Peshawar, Pakistan – Zwei Selbstmordattentäter griffen am Montagmorgen das Hauptquartier einer Sicherheitskraft im Nordwesten Pakistans an und töteten dabei mindestens drei Beamte und verletzten elf weitere, teilten Polizei- und Rettungskräfte mit.
Der Angriff ereignete sich in Peshawar, der Hauptstadt der Provinz Khyber Pakhtunkhwa an der Grenze zu Afghanistan, als sich Sicherheitskräfte auf die Morgenparade in der weitläufigen Anlage im Herzen der Stadt vorbereiteten, sagte Saeed Ahmad, Polizeichef von Peshawar.
Er sagte, ein Angreifer habe seinen Sprengstoff am Haupttor des Provinzhauptquartiers der Bundespolizei gezündet, während der zweite Bomber von Beamten in der Nähe des Parkplatzes erschossen wurde.
Laut Ahmad befanden sich zum Zeitpunkt des Angriffs etwa 150 Sicherheitskräfte auf offenem Gelände innerhalb des Hauptquartiers für morgendliche Paradeübungen. „Die an dem heutigen Angriff beteiligten Terroristen waren zu Fuß und konnten das Paradegelände nicht erreichen und eine rechtzeitige Reaktion unserer Streitkräfte verhinderte eine viel größere Tragödie“, sagte er gegenüber The Associated Press.
Er sagte, die Polizei habe die Räumungsaktion abgeschlossen und die Behörden hätten Proben der Körperteile der Angreifer für DNA-Tests gesammelt. Er fügte hinzu, dass die Polizei noch Ermittlungen zur Identität und Nationalität der Angreifer durchführe, ohne weitere Einzelheiten zu nennen.
Asim Khan, ein Sprecher des von der Regierung betriebenen Lady Reading Hospital, sagte, dass sich alle elf bei dem Angriff in Peshawar verletzten Personen in einem stabilen Zustand befänden.
Pakistans Präsident Asif Ali Zardari und Premierminister Shehbaz Sharif verurteilten in getrennten Erklärungen den Angriff in Peshawar. Zardari nannte ihn einen „feigen Akt von aus dem Ausland unterstützten Terroristen“ und Sharif sagte, die schnelle Reaktion der Sicherheitskräfte habe eine größere Tragödie verhindert. Sie drückten den Familien der Opfer ihr Beileid aus.
Keine Gruppe übernahm sofort die Verantwortung für den Angriff.
Allerdings wurden die pakistanischen Taliban, auch bekannt als Tehrik-e-Taliban Pakistan, für ähnliche frühere Angriffe im Land verantwortlich gemacht, in denen es zu einem Anstieg militanter Angriffe kam. Die TPP ist von den afghanischen Taliban, die Afghanistan anführen, getrennt, aber mit ihnen verbündet.
Der jüngste Angriff ereignete sich weniger als zwei Wochen nach dem Anschlag eines Selbstmordattentäters vor einem Gericht in der pakistanischen Hauptstadt Islamabad. Er zündete seinen Sprengstoff neben einem Polizeiauto und tötete 12 Menschen.

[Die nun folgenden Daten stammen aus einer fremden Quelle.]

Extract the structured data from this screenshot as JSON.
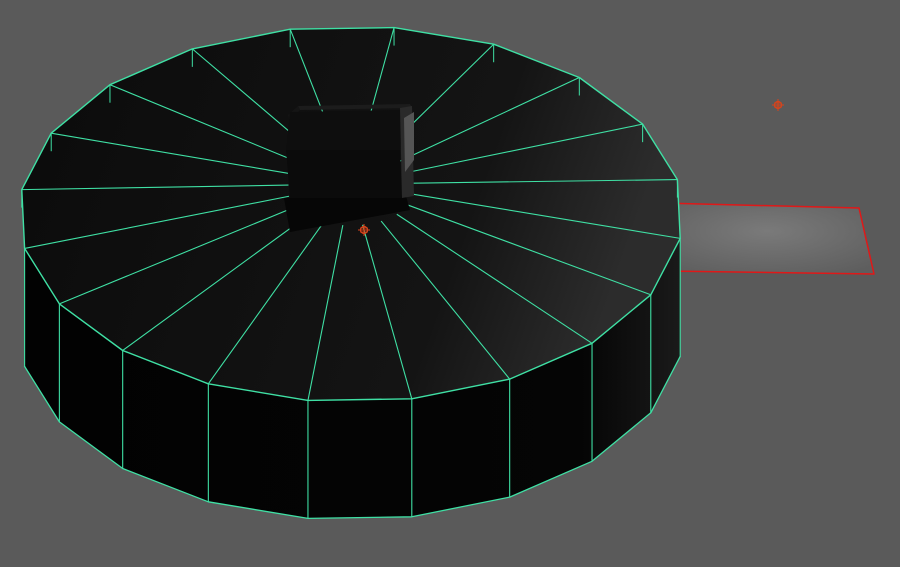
{
  "viewport": {
    "background_color": "#5a5a5a"
  },
  "scene": {
    "objects": [
      {
        "name": "cylinder",
        "segments": 20,
        "selected": true,
        "wireframe_color": "#3fe0a4",
        "fill_color": "#0a0a0a"
      },
      {
        "name": "box",
        "selected": false,
        "fill_color": "#0c0c0c"
      },
      {
        "name": "plane",
        "selected": true,
        "wireframe_color": "#e01818",
        "fill_color": "#686868"
      }
    ],
    "pivot_markers": [
      {
        "name": "object-pivot",
        "color": "#d9431a"
      },
      {
        "name": "world-pivot",
        "color": "#d9431a"
      }
    ]
  }
}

Die Angriffe haben die Beziehungen zwischen Islamabad und der afghanischen Taliban-Regierung belastet. Pakistan wirft den pakistanischen Taliban vor, seit der Machtübernahme der Taliban im Jahr 2021 frei in Afghanistan zu operieren.
Pakistans Regierung wirft Afghanistan häufig vor, die Augen vor grenzüberschreitenden Angriffen von Militanten zu verschließen.
Kabul bestreitet den Vorwurf, doch die Spannungen zwischen den beiden Seiten eskalierten, nachdem Afghanistan Pakistan für die Drohnenangriffe in Kabul am 9. Oktober verantwortlich machte und Vergeltungsmaßnahmen ankündigte. Bei den darauffolgenden Kämpfen kamen vor Katar Dutzende Menschen ums Leben, darunter Soldaten, Zivilisten und Militante hat am 19. Oktober einen Waffenstillstand ausgehandelt, der weiterhin in Kraft ist.
Es folgten zwei Gesprächsrunden in Istanbul, bei denen es beiden Seiten nicht gelang, eine Einigung zu erzielen, nachdem Afghanistan sich geweigert hatte, schriftliche Garantien dafür zu geben, die TTP daran zu hindern, afghanischen Boden für Angriffe innerhalb Pakistans zu nutzen.
Pakistan hat in den letzten Wochen seine Operationen gegen die TTP verstärkt und dabei Dutzende Aufständische in der Nähe von Grenzregionen zu Afghanistan getötet.